First of all, this applies to nighttime images. Nothing I will tell you here will look good in daytime pics!

To achieve the look, I used 3 steps, which only concerned colour temperature.
  1. Graduated filter from the top, decreased colour temperature (getting some blue)
  2. Graduated filter from the bottom, adjusted tint to green
  3. Broad radial filter, warm up colour temperature
The above filters can be stored as presets.
I advice to store the radial filter within the above mentioned presets. 
Now, having applied a preset, the radial (orange) filter can be used as a spotlight, to determine the area to be highlighted.

Concluding, it seems that a rather blue upper portion, a greenish lower portion and a foreground mid-portion having orange tint, define the look of movies.
Very often, the blue is ignored and replaced by turquoise produced by the original process.

Tuesday, December 22, 2015

Charging by USB

This might be a bit of a controversy, shall or shall not digital camera manufacturers add an external charger or not. To make a long discussion short, of course they should!

Similarly controversially discussed, shall camera manufacturers add internal USB chargers in their camera.
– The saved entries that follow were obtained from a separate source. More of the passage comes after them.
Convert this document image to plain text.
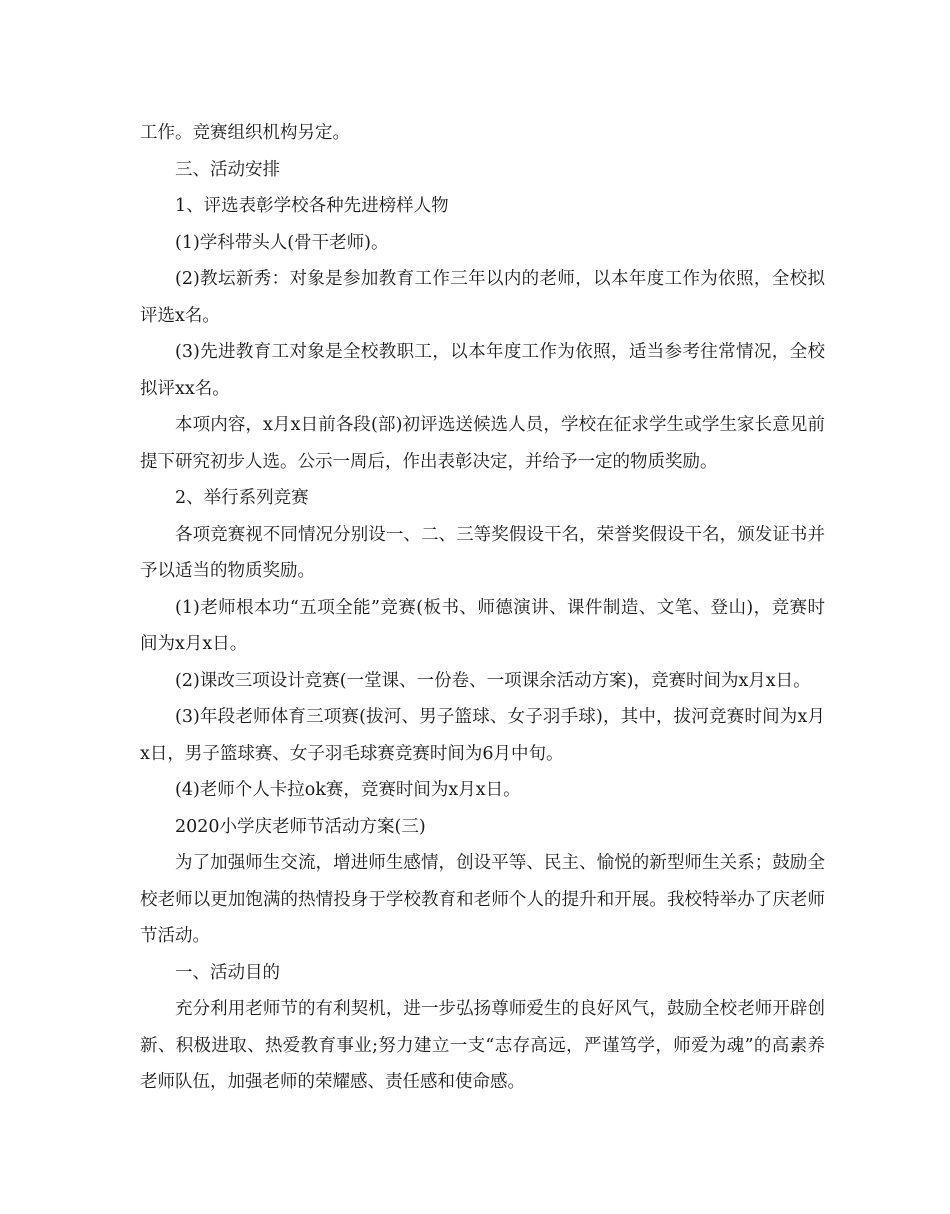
工作。竞赛组织机构另定。

三、活动安排

1、评选表彰学校各种先进榜样人物

(1)学科带头人(骨干老师)。

(2)教坛新秀：对象是参加教育工作三年以内的老师，以本年度工作为依照，全校拟评选x名。

(3)先进教育工对象是全校教职工，以本年度工作为依照，适当参考往常情况，全校拟评xx名。

本项内容，x月x日前各段(部)初评选送候选人员，学校在征求学生或学生家长意见前提下研究初步人选。公示一周后，作出表彰决定，并给予一定的物质奖励。

2、举行系列竞赛

各项竞赛视不同情况分别设一、二、三等奖假设干名，荣誉奖假设干名，颁发证书并予以适当的物质奖励。

(1)老师根本功“五项全能”竞赛(板书、师德演讲、课件制造、文笔、登山)，竞赛时间为x月x日。

(2)课改三项设计竞赛(一堂课、一份卷、一项课余活动方案)，竞赛时间为x月x日。

(3)年段老师体育三项赛(拔河、男子篮球、女子羽手球)，其中，拔河竞赛时间为x月x日，男子篮球赛、女子羽毛球赛竞赛时间为6月中旬。

(4)老师个人卡拉ok赛，竞赛时间为x月x日。

2020小学庆老师节活动方案(三)

为了加强师生交流，增进师生感情，创设平等、民主、愉悦的新型师生关系；鼓励全校老师以更加饱满的热情投身于学校教育和老师个人的提升和开展。我校特举办了庆老师节活动。

一、活动目的

充分利用老师节的有利契机，进一步弘扬尊师爱生的良好风气，鼓励全校老师开辟创新、积极进取、热爱教育事业;努力建立一支“志存高远，严谨笃学，师爱为魂”的高素养老师队伍，加强老师的荣耀感、责任感和使命感。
At least for me, that is a very clear yes again.

While staying in one part of the world, having dedicated chargers might be a good idea, such that while using one, a second battery can be charged. Of course, I do that!

However, the story changes when we think of travelling, in particular when travelling light.
For many years, I travel with cabin luggage only. That means restrictions concerning the equipment that travels with me.
When it comes down to travelling to a country with different wall sockets, adapters for mains supplies are slowly coming into the picture. While those things are not heavy, they add some volume to the baggage and so do chargers and power cords.
So, imagine that, you travel, with a notebook computer and a camera, a light as possible. Clearly, the computer requires a power supply, no doubt about that.

Presently, there is only one mirrorless system and one compact camera in my possession allowing for internal charging of the batteries by USB connection.

  1. Samsung's NX system (NXmini, NX300, NX1)
  2. Ricoh GR
From earlier posts, you might know that the Samsung NXmini and the Ricoh GR are my main cameras for street-photography. Good news that both can charge their batteries from USB power.

During my last 2 stays in North America, I used the NXmini (with 3 lenses) exclusively. It was always charge by the USB port os an ASUS netbook. Eventually, I just connected the camera to transfer the images, when that was done, I just switched the camera off, but left it connected, so it would charge the battery.
This method worked for me 100%.

For my next stay in Canada, I will further reduce volume by using the Ricoh GR.

With the Samsung NX system, I got a mini camera, a carry about camera and a prosumer camera, which all can be charged by USB connection.
The Ricoh GR, my favourite street-shooter got it too.
=> Lucky me!
However, I wished that more manufacturers would follow the example and add internal charging of the batteries.